GLOBAL - Investors are eyeing Brazil's hotel market as the country's strong economic growth, supply shortage and the upcoming FIFA World Cup in 2014 and 2016 Summer Olympics are expected to boost hotel revenues in large cities, according to Jones Lang LaSalle Hotels (JLLH).
Brazil's RevPar - revenues per available room - is expected to grow by nearly 20% in 2011, after growing by a record 17.3% in 2010, the company said.
Clay Dickinson, executive vice-president at JLLH, said: "There has been an unprecedented uptick in the amount of international investors evaluating development opportunities in Brazil this year."
The company is advising US, European and Latin American private equity and institutional investors to invest in Brazil, he said, and "investors from the Middle East and Asia have Brazil on their radar as well".
In October last year, the company arranged the sale of JW Marriott Rio de Janeiro on CopaCabana Beach for $47.5m (€33m) in cash to US-based Host Hotels & Resorts.

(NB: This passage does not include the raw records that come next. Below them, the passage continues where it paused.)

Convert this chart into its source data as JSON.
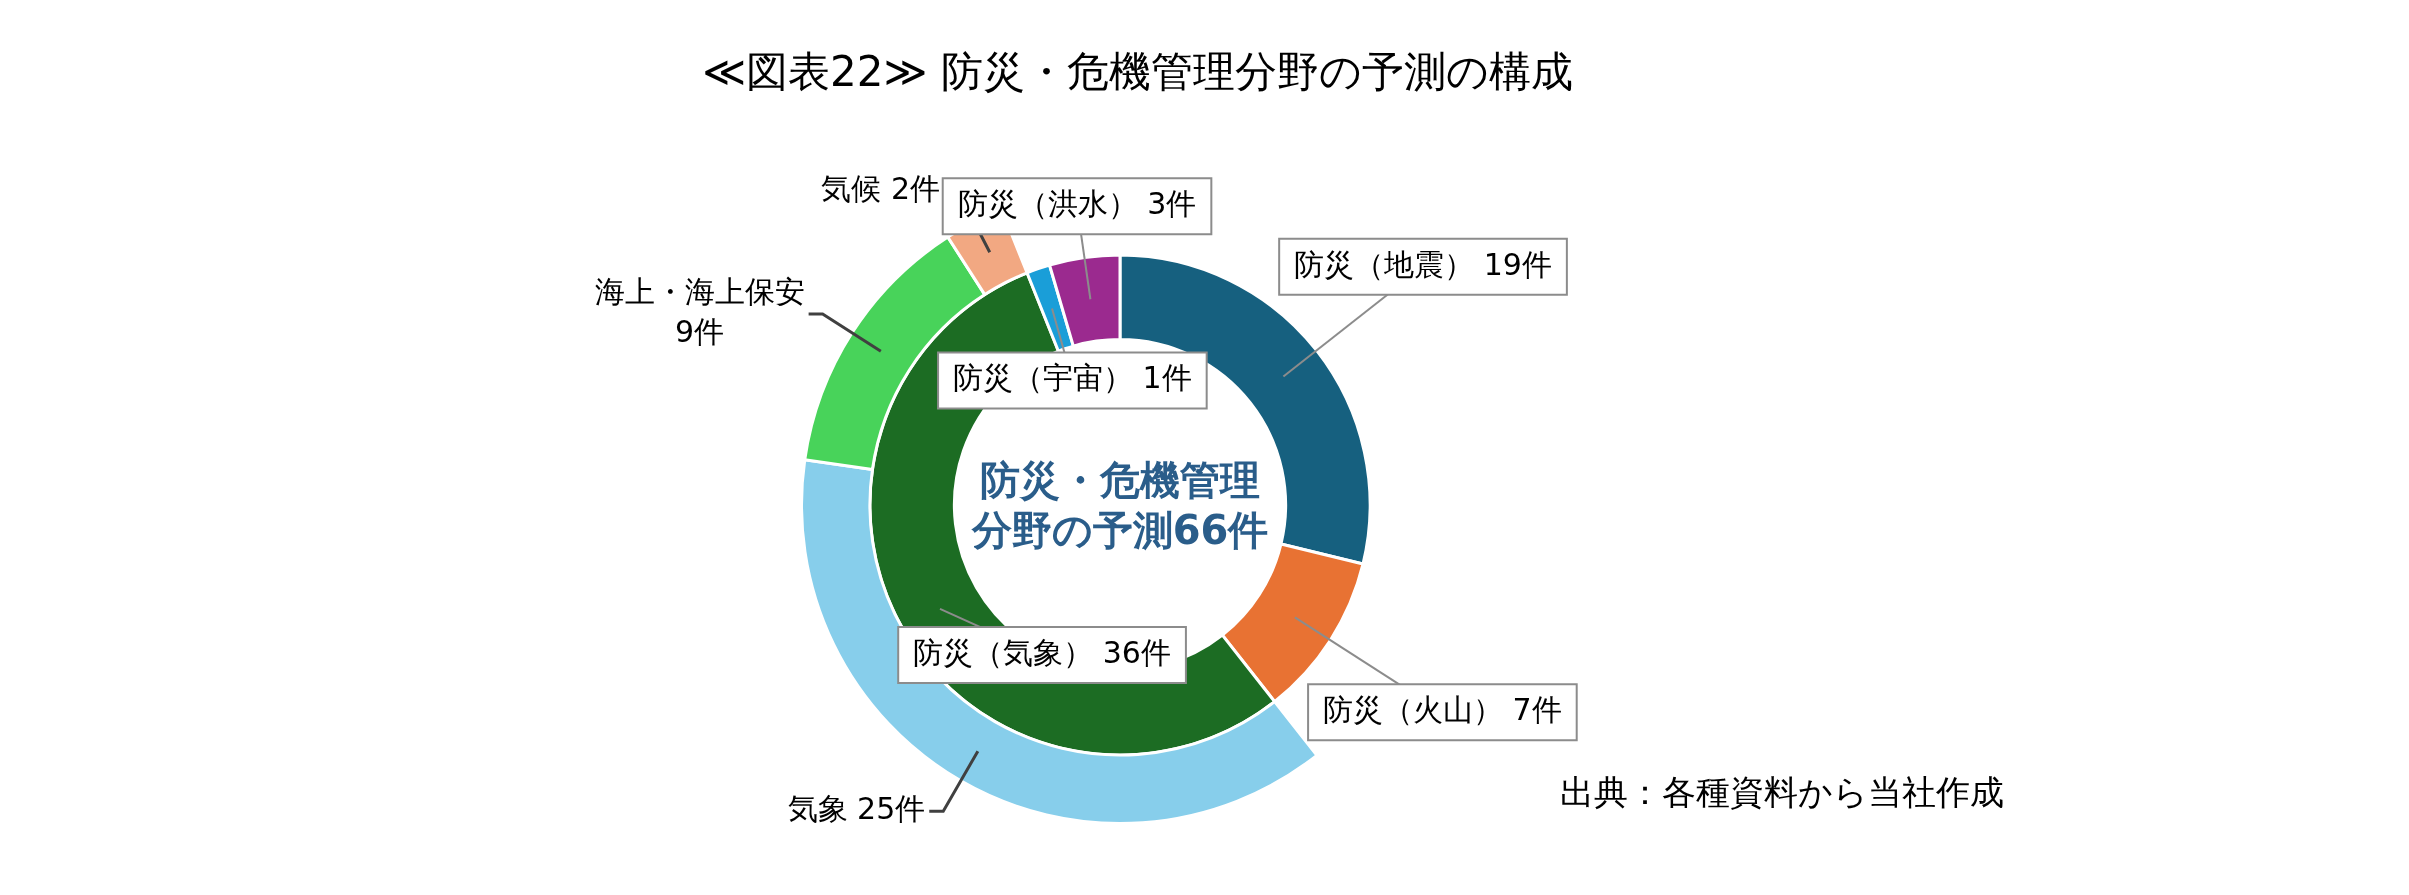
{
  "chart_data": {
    "type": "donut",
    "title": "≪図表22≫ 防災・危機管理分野の予測の構成",
    "categories": [
      "防災（地震）",
      "防災（火山）",
      "防災（気象）",
      "防災（宇宙）",
      "防災（洪水）",
      "気象",
      "海上・海上保安",
      "気候"
    ],
    "colors": [
      "#16607f",
      "#e87233",
      "#1c6c23",
      "#1a9ed8",
      "#9b2a8f",
      "#87ceeb",
      "#48d35a",
      "#f2a882"
    ],
    "series": [
      {
        "values": [
          null,
          null,
          null,
          null,
          null,
          25,
          9,
          2
        ],
        "value_labels": [
          null,
          null,
          null,
          null,
          null,
          "25件",
          "9件",
          "2件"
        ]
      },
      {
        "values": [
          19,
          7,
          36,
          1,
          3,
          null,
          null,
          null
        ],
        "value_labels": [
          "19件",
          "7件",
          "36件",
          "1件",
          "3件",
          null,
          null,
          null
        ]
      }
    ],
    "annotations": [
      "防災・危機管理分野の予測66件",
      "出典：各種資料から当社作成"
    ]
  }
}
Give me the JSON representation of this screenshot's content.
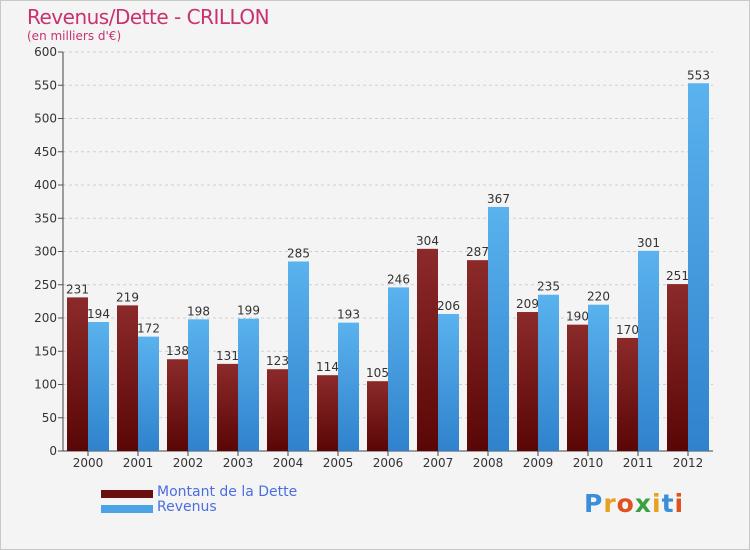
{
  "chart_data": {
    "type": "bar",
    "title": "Revenus/Dette - CRILLON",
    "subtitle": "(en milliers d'€)",
    "categories": [
      "2000",
      "2001",
      "2002",
      "2003",
      "2004",
      "2005",
      "2006",
      "2007",
      "2008",
      "2009",
      "2010",
      "2011",
      "2012"
    ],
    "series": [
      {
        "name": "Montant de la Dette",
        "color": "#7a1c1c",
        "values": [
          231,
          219,
          138,
          131,
          123,
          114,
          105,
          304,
          287,
          209,
          190,
          170,
          251
        ]
      },
      {
        "name": "Revenus",
        "color": "#4aa3e6",
        "values": [
          194,
          172,
          198,
          199,
          285,
          193,
          246,
          206,
          367,
          235,
          220,
          301,
          553
        ]
      }
    ],
    "ylim": [
      0,
      600
    ],
    "yticks": [
      0,
      50,
      100,
      150,
      200,
      250,
      300,
      350,
      400,
      450,
      500,
      550,
      600
    ],
    "grid": true,
    "legend_position": "bottom-left"
  },
  "logo": {
    "letters": [
      "P",
      "r",
      "o",
      "x",
      "i",
      "t",
      "i"
    ],
    "colors": [
      "#3a8fd8",
      "#e8a020",
      "#e05020",
      "#3aa040",
      "#e8a020",
      "#3a8fd8",
      "#e05020"
    ]
  }
}
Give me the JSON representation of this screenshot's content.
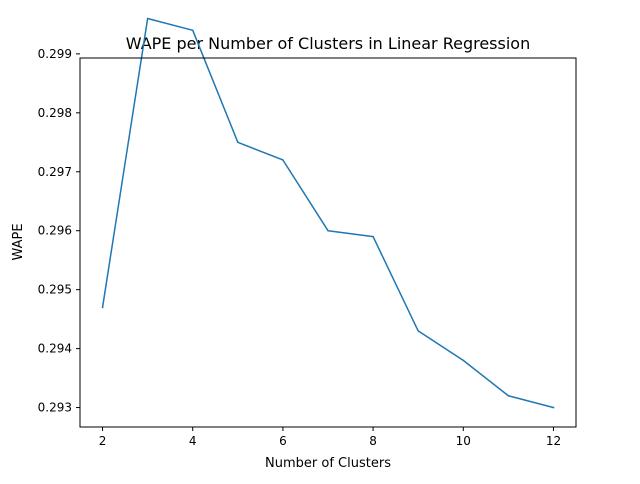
{
  "chart_data": {
    "type": "line",
    "title": "WAPE per Number of Clusters in Linear Regression",
    "xlabel": "Number of Clusters",
    "ylabel": "WAPE",
    "x": [
      2,
      3,
      4,
      5,
      6,
      7,
      8,
      9,
      10,
      11,
      12
    ],
    "series": [
      {
        "values": [
          0.2947,
          0.2996,
          0.2994,
          0.2975,
          0.2972,
          0.296,
          0.2959,
          0.2943,
          0.2938,
          0.2932,
          0.293
        ]
      }
    ],
    "xlim": [
      1.5,
      12.5
    ],
    "ylim": [
      0.29267,
      0.29893
    ],
    "xticks": [
      2,
      4,
      6,
      8,
      10,
      12
    ],
    "xtick_labels": [
      "2",
      "4",
      "6",
      "8",
      "10",
      "12"
    ],
    "yticks": [
      0.293,
      0.294,
      0.295,
      0.296,
      0.297,
      0.298,
      0.299
    ],
    "ytick_labels": [
      "0.293",
      "0.294",
      "0.295",
      "0.296",
      "0.297",
      "0.298",
      "0.299"
    ],
    "grid": false,
    "line_color": "#1f77b4"
  }
}
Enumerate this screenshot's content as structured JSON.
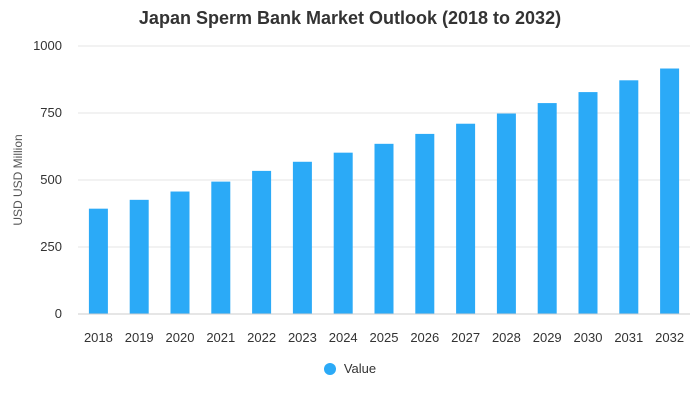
{
  "chart_data": {
    "type": "bar",
    "title": "Japan Sperm Bank Market Outlook (2018 to 2032)",
    "xlabel": "",
    "ylabel": "USD USD Million",
    "categories": [
      "2018",
      "2019",
      "2020",
      "2021",
      "2022",
      "2023",
      "2024",
      "2025",
      "2026",
      "2027",
      "2028",
      "2029",
      "2030",
      "2031",
      "2032"
    ],
    "series": [
      {
        "name": "Value",
        "values": [
          393,
          426,
          457,
          494,
          534,
          568,
          602,
          635,
          672,
          710,
          748,
          787,
          828,
          872,
          916
        ]
      }
    ],
    "ylim": [
      0,
      1000
    ],
    "yticks": [
      "0",
      "250",
      "500",
      "750",
      "1000"
    ],
    "grid": true,
    "legend_position": "bottom",
    "colors": {
      "bar": "#2BAAF7",
      "grid": "#E6E6E6",
      "text": "#333333"
    }
  }
}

Dickinson said, for long-term investors, Brazil is attractive because it is one of the few emerging markets that has economies of scale.
The medium-term story, however, is the combined effect of the FIFA Soccer World Cup in 2014 and the 2016 Summer Olympics on hotel demand, he said.
The development, Dickinson emphasised, is occurring in the "budget, economy and mid-scale end of the product spectrum", and in high -growth cities including those hosting the two events and in Rio de Janeiro as well.
One concern, however, is the shortage of mortgage financing, as the Brazilian market is still at a nascent stage.
To help the industry, the government is arranging subsidised long-term financing from banks in the run-up to the Soccer World Cup and Olympics.
Yet compared with the terms of financing in the developed capital markets, "even this is not considered a hugely attractive source of capital for most international investors", Dickinson said.
On the whole, the hotel sector so far has not been the most attractive sector as it vies for capital with commercial, industrial, office and retail development sectors, which are seen as lower risk due to their shorter time horizon.
Nonetheless, with the demand for hotels expected to increase in the next five years in the world's eighth-largest economy as it hosts the world's two largest sporting events within the space of two years, the pace of recovery in the hotel sector is expected to quicken, Dickinson said.